J’aime de plus en plus être en arrière pis aider les autres à se professionnaliser. Je me vois plus comme un mentor, ou quelqu’un qui épaule l’écriture. Le but, c’est pas la publication : c’est aider à construire un recueil, à peaufiner une idée pour un texte qui sera publié en revue. C’est aider à développer cette littérature et sa relève. Tout c’qui va sortir de c’projet-là, j’vas être en arrière, dans l’ombre. Quand on va parler de ces livres-là, j’veux pas qu’on m’appelle, j’veux qu’le monde parle aux auteurs. C’est pas à moi à parler à leur place.

Le territoire est mouvance, est vivant

La question du territoire, c’est gros. C’que j’trouve le fun, c’est que dans la littérature acadienne, les régions ont un pouvoir de décentralisation qui a déjà été accepté. Avec Pierrot Ross Tremblay, on en parle souvent. Ici, les identités sont vraiment liées à l’espace et au territoire. C’est la privation de ce qui définit qui fait une tension, un moteur fécond pour l’écriture. C’est peut-être pour ça que je trouve que les poètes acadiens et autochtones font des bons chums.

J’suis pas d’accord avec la manière de décortiquer la littérature francophone à partir du Canada politique. Ce que je trouve terrible, c’est la quasi-négation de l’existence de la littérature francophone autochtone hors Québec. Faut casser ce moule-là, parce que des personnes des Premières Nations qui ont des choses à dire en français, il y en a partout en dehors du Québec.

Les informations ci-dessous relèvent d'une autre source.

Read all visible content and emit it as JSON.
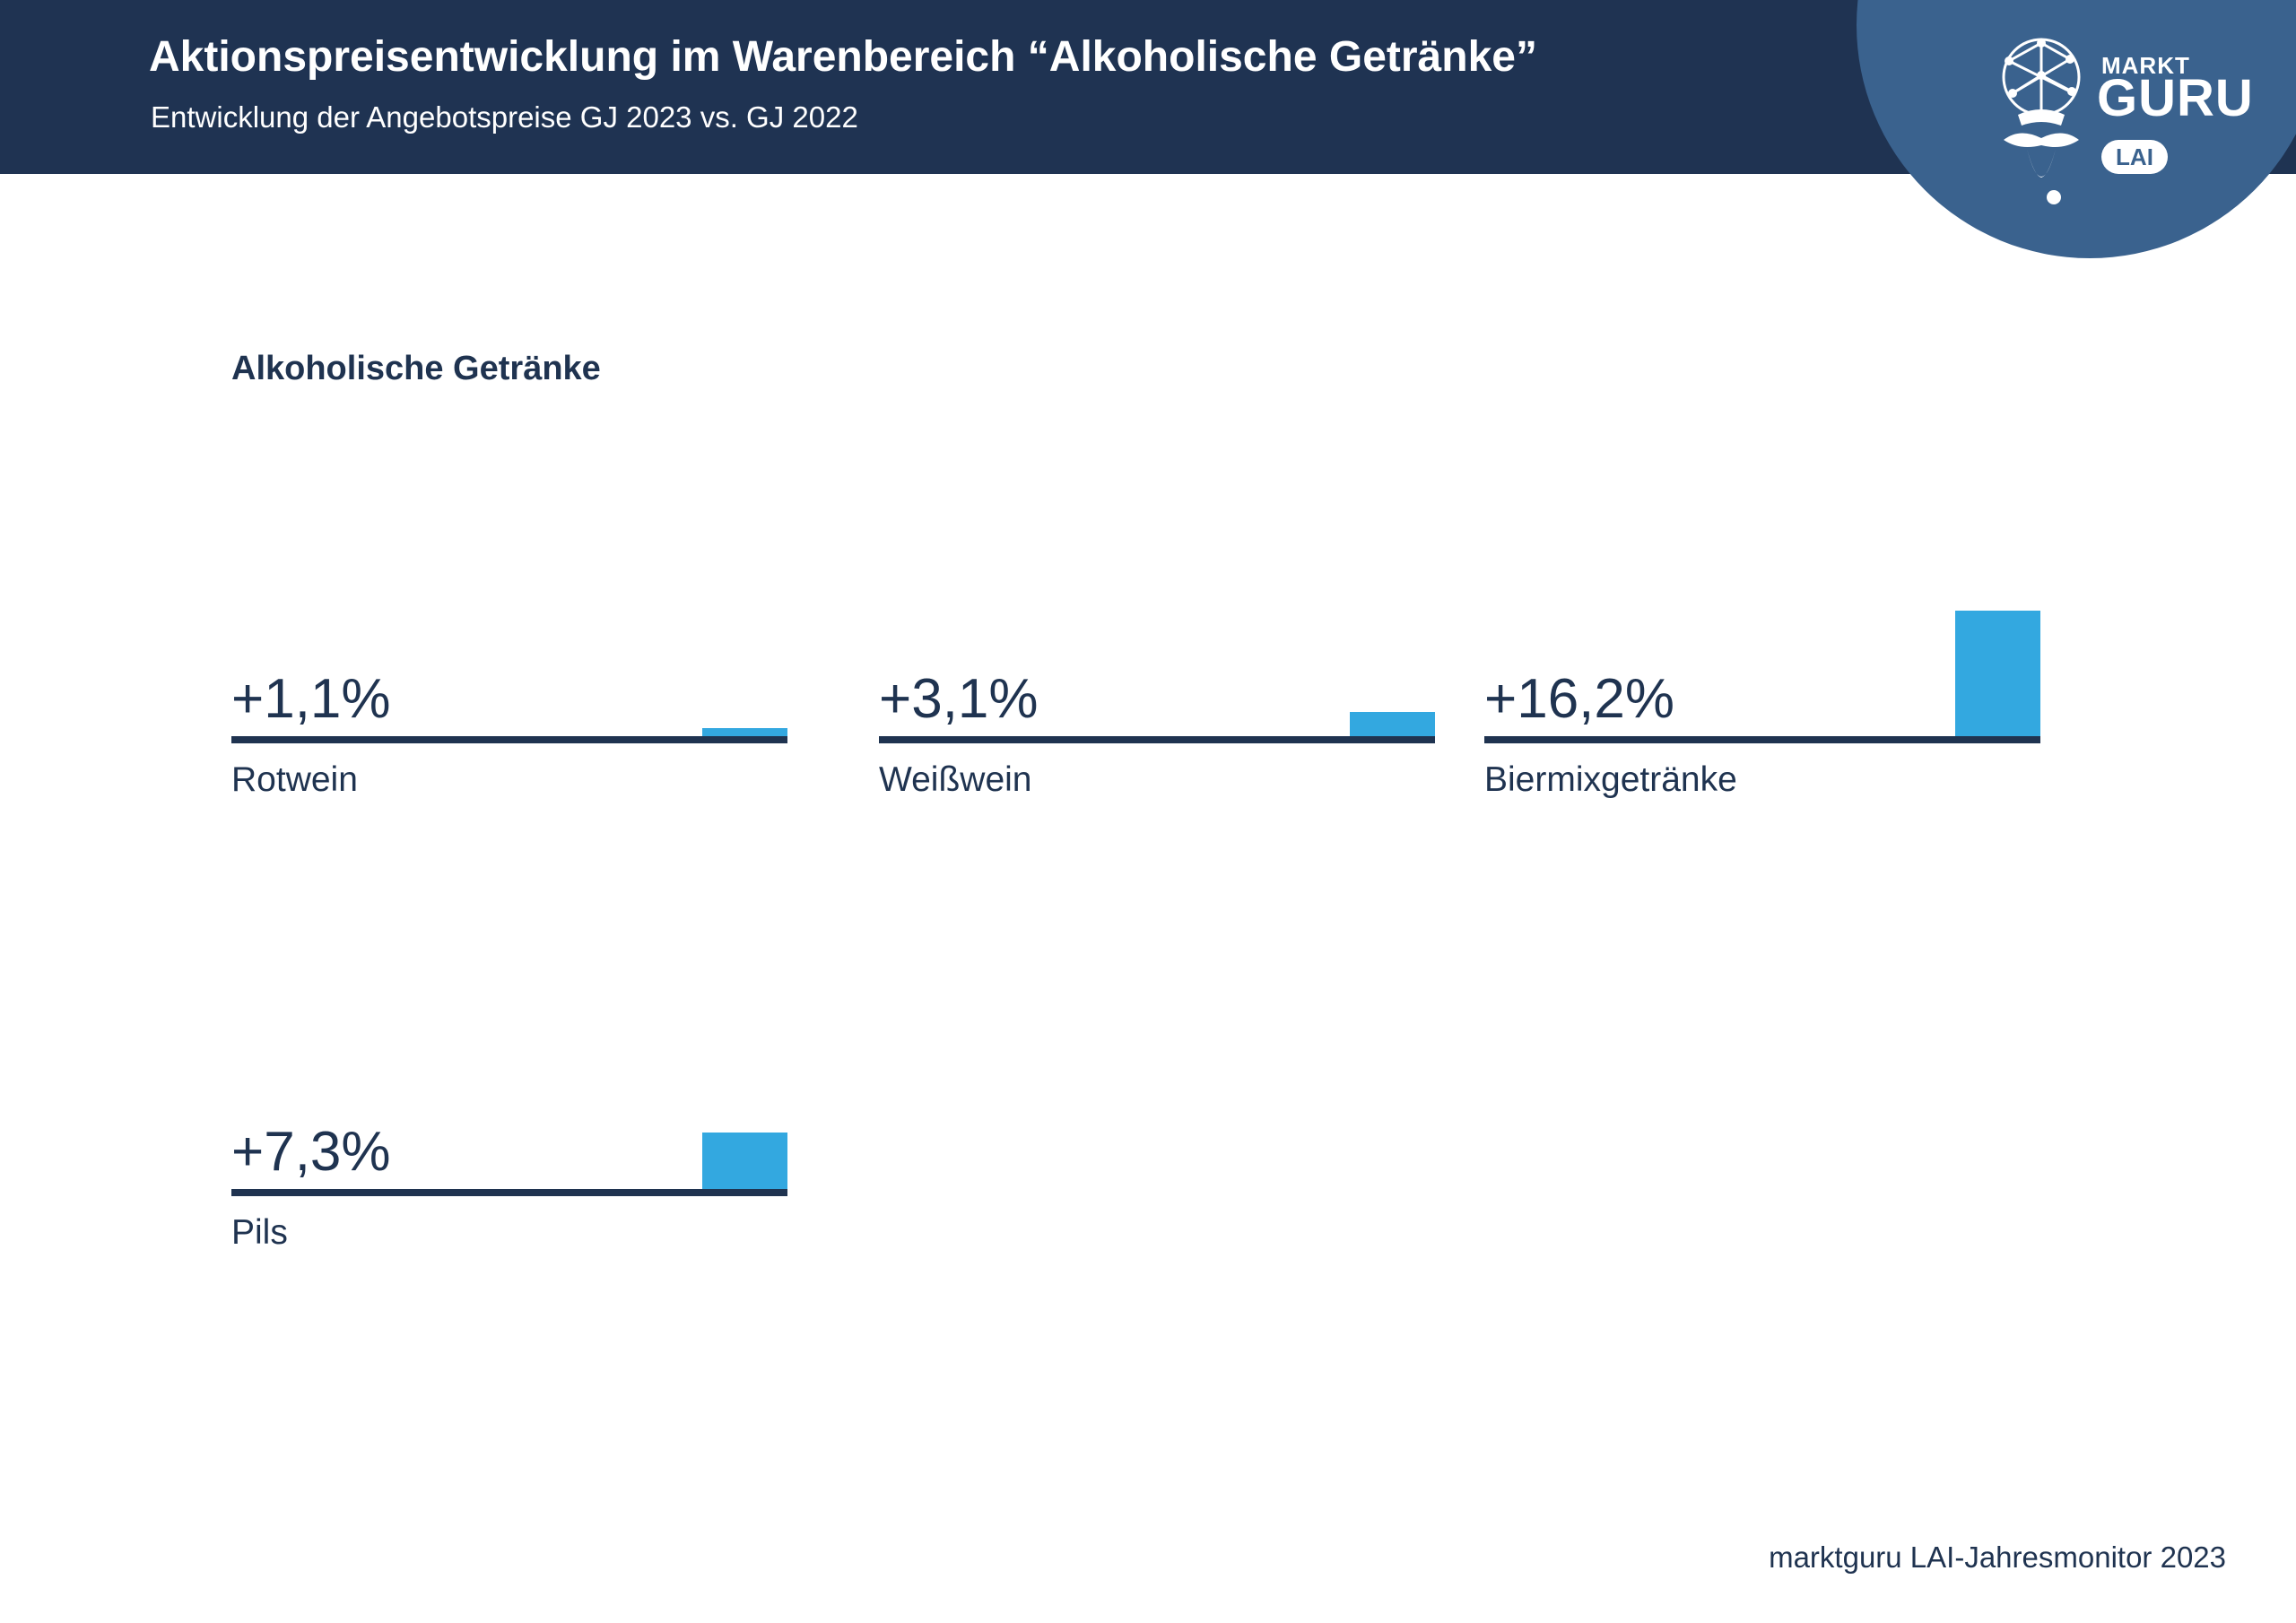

Faut juste écouter plus fort.

Un poète et ses mensonges

À la base, j’écrivais des chansons… la poésie est pour moi une belle erreur de parcours. C’est peut-être juste la forme qui fait que je mens à tout le monde en disant que je suis poète depuis des années.

Ses mensonges, il les porte encore plus loin alors qu’il travaille en ce moment à une « sorte de recueil d’histoires » campées sur un territoire fantasmé.

J’ai passé ma vie entre le Madawaska pis le Restigouche. Trop brayon pour le Restigouche, pas assez pour Edmundston. J’ai jamais pris l’accent de la région. J’me suis toujours senti pris entre ces deux territoires. Rivières-aux-Cartouches [nom du projet sur lequel il travaille] superpose la géographie, les ouï-dire et les légendes de ces lieux-là pour déconstruire les imaginaires régionaux et les reconstruire. Je veux agir comme une sorte d’arbitre pis déjouer les fiertés. Ici, personne sait vraiment qui il est. Les menteries remplissent les trous.

Ce voyage fascinant dans les imaginaires acadiens et madawaskayens, on l’amorce par la lecture des deux premiers titres de cette non-collection chez Perce-Neige, soit Fif et sauvage de Shayne Michael et Boiteur des bois de Félix Perkins. On le poursuit dans l’ensemble du catalogue de la maison et, pour ma part, je note Rivières-aux-Cartouches à côté de la promesse d’aller virer à Edmundston pour poursuivre cette conversation avec Sébastien. J’y vais!